Gambro AB will continue building a new artificial kidney plant in Opelika, Ala., despite contract difficulties with one of its major customers.
DaVita Inc. of El Segundo, Calif., notified Gambro it was terminating an agreement to source dialysis systems from the Stockholm, Sweden-based firm. DaVita cited import restrictions on Gambro dialysis monitors as the reason for the termination. The Food and Drug Administration issued a warning letter and import alert in January, citing quality-control problems in a Gambro plant in Italy. Gambro has said it expects to rectify the problems by summer.
``As of now there is no change to the plan to open our plant in Opelika,'' Gambro U.S. spokeswoman Anne Bonelli said in a May 31 telephone interview. She said Prismaflex and Phoenix dialysis machines are affected by the FDA warning.
The Opelika operation is due in mid-2008 to begin making dialyzers: fiber-filled filters that act as kidneys during hemodialysis. The 100,000-square-foot plant is scheduled to make about 10 million dialyzers annually. Polymers used to make Gambro's dialyzers are polyarylether sulfone, nylon, polyurethane, polycarbonate and polyvinyl pyrrolidone.

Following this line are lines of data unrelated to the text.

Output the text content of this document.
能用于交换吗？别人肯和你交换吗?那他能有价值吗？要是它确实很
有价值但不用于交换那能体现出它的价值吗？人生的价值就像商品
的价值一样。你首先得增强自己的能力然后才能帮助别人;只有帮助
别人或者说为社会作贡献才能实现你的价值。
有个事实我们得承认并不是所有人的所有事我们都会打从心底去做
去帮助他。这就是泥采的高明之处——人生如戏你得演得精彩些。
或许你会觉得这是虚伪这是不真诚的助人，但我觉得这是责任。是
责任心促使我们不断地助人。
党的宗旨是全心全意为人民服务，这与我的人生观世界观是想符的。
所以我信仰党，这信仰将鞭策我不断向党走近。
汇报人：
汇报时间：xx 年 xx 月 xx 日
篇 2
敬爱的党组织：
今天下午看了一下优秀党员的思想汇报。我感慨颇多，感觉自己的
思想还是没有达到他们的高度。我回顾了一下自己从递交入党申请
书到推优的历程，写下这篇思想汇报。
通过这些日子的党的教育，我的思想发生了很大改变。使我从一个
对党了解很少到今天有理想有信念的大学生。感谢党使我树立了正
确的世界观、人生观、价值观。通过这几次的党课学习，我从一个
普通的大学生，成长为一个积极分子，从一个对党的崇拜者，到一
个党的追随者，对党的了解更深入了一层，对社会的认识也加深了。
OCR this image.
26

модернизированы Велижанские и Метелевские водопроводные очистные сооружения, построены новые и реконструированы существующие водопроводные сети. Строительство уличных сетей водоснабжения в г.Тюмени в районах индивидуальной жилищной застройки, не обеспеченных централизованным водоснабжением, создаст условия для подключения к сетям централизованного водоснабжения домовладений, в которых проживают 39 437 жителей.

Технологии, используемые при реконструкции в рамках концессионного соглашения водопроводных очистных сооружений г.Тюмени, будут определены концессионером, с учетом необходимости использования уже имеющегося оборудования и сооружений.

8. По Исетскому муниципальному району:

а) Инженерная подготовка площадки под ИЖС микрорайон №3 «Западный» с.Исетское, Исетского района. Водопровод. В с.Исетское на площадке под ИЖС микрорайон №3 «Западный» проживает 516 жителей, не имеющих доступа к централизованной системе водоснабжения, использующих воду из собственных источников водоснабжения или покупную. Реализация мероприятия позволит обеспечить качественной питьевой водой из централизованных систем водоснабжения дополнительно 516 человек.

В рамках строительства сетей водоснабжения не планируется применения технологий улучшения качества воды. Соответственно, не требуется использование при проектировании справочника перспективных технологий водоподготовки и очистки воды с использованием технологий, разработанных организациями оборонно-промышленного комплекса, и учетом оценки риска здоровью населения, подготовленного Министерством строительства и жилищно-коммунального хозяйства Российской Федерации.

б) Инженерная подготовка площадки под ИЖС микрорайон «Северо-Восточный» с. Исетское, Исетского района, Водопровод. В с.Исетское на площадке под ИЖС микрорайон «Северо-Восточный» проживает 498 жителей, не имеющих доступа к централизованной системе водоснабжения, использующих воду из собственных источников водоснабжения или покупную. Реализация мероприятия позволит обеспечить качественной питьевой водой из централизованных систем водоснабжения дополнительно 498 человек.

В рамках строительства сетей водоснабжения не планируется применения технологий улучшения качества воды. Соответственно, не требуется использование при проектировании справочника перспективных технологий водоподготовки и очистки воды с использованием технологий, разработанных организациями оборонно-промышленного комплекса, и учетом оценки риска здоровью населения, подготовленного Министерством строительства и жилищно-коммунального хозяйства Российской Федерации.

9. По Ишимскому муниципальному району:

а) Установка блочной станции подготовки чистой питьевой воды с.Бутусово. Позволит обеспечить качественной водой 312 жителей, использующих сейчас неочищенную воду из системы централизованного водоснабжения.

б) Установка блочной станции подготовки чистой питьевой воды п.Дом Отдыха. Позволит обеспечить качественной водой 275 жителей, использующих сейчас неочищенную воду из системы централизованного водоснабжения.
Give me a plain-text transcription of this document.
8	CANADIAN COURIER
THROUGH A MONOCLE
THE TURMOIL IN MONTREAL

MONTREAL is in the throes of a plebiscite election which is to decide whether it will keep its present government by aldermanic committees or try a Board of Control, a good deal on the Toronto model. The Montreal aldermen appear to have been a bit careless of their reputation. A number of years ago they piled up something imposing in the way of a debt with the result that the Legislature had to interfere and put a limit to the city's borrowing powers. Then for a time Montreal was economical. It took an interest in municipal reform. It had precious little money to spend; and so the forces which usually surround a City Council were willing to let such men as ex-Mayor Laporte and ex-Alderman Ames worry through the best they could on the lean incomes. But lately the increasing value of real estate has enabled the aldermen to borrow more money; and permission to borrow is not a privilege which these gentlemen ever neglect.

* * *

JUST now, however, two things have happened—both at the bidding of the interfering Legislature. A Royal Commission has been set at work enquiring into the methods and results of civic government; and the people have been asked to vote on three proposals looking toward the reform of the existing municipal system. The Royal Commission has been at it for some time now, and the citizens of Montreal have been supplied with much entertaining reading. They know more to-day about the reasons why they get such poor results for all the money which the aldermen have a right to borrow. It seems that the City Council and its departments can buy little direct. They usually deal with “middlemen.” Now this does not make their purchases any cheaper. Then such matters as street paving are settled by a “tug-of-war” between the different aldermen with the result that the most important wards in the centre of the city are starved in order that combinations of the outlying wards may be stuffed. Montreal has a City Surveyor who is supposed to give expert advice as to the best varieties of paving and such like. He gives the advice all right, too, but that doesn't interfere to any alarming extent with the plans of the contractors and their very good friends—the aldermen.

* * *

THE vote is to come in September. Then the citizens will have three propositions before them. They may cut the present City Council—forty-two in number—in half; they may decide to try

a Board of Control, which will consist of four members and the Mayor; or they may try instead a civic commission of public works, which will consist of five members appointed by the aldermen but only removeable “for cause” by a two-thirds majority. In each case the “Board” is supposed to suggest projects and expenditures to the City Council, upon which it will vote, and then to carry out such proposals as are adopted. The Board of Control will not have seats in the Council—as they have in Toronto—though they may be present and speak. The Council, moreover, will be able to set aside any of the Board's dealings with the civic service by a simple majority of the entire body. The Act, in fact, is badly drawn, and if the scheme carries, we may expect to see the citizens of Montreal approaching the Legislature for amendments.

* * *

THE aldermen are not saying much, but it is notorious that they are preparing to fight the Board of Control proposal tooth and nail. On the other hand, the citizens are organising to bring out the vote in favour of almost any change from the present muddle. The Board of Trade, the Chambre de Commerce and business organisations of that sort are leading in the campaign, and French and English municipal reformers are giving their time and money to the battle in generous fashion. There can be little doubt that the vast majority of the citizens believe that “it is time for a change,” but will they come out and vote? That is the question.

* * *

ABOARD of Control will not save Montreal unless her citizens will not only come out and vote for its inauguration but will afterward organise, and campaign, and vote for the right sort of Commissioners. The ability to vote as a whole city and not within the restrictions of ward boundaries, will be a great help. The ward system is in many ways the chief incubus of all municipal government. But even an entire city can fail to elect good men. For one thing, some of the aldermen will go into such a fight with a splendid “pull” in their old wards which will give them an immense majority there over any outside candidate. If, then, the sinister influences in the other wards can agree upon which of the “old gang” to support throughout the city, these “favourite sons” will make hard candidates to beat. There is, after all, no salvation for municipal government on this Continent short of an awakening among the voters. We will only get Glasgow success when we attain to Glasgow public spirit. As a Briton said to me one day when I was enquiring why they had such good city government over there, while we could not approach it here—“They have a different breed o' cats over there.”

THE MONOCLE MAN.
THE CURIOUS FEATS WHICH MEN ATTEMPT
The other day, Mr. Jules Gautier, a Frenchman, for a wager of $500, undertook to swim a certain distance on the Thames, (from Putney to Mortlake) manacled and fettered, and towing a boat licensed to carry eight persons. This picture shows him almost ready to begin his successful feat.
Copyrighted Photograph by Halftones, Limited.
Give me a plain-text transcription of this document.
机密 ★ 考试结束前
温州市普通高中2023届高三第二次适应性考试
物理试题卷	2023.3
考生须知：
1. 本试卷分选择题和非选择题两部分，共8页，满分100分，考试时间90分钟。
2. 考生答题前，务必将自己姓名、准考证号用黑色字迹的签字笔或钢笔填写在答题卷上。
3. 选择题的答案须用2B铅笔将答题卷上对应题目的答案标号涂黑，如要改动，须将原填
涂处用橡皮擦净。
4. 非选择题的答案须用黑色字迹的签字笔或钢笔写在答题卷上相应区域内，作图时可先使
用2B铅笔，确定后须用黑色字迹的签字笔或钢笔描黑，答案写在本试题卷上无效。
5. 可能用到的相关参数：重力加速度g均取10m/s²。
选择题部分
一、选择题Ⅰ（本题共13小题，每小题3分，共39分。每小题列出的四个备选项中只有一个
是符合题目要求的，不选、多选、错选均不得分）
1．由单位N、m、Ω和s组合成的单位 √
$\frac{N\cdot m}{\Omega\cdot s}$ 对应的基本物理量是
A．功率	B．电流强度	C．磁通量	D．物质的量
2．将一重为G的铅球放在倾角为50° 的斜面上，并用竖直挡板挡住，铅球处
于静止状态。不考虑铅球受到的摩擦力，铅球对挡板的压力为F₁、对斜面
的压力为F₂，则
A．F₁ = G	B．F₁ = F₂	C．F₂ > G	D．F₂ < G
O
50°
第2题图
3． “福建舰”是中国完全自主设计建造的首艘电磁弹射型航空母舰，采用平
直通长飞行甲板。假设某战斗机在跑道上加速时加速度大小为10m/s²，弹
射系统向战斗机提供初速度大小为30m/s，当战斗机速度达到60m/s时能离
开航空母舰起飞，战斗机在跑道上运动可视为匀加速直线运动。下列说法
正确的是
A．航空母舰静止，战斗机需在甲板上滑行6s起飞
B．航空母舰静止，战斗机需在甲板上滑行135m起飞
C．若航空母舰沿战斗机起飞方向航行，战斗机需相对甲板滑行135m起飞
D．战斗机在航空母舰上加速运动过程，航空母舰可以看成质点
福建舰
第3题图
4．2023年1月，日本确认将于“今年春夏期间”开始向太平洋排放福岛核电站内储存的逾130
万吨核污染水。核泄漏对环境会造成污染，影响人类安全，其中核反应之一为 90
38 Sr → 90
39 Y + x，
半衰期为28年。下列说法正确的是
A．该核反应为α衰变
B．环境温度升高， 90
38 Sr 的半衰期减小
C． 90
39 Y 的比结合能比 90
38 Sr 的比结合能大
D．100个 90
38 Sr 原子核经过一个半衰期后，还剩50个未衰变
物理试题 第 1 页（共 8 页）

``We negotiated the opening of the Opelika project before we signed the contract with DaVita,'' Bonelli said from Gambro's U.S. headquarters in Lakewood, Colo.
Gambro closed a U.S. dialysis component plant about seven years ago. The closure followed problems with PVC tubing Gambro made in Mexico, but the company maintained that the events were unrelated and that it was restructuring its renal products group.
DaVita is a key U.S. customer for Gambro. Last year it bought Gambro's network of U.S. dialysis clinics and made Gambro its preferred supplier of dialysis systems.
Two Swedish investment firms, Investor AB and Indap AB, have made a takeover offer for Gambro. Gambro is a public company with annual sales of about $2 billion.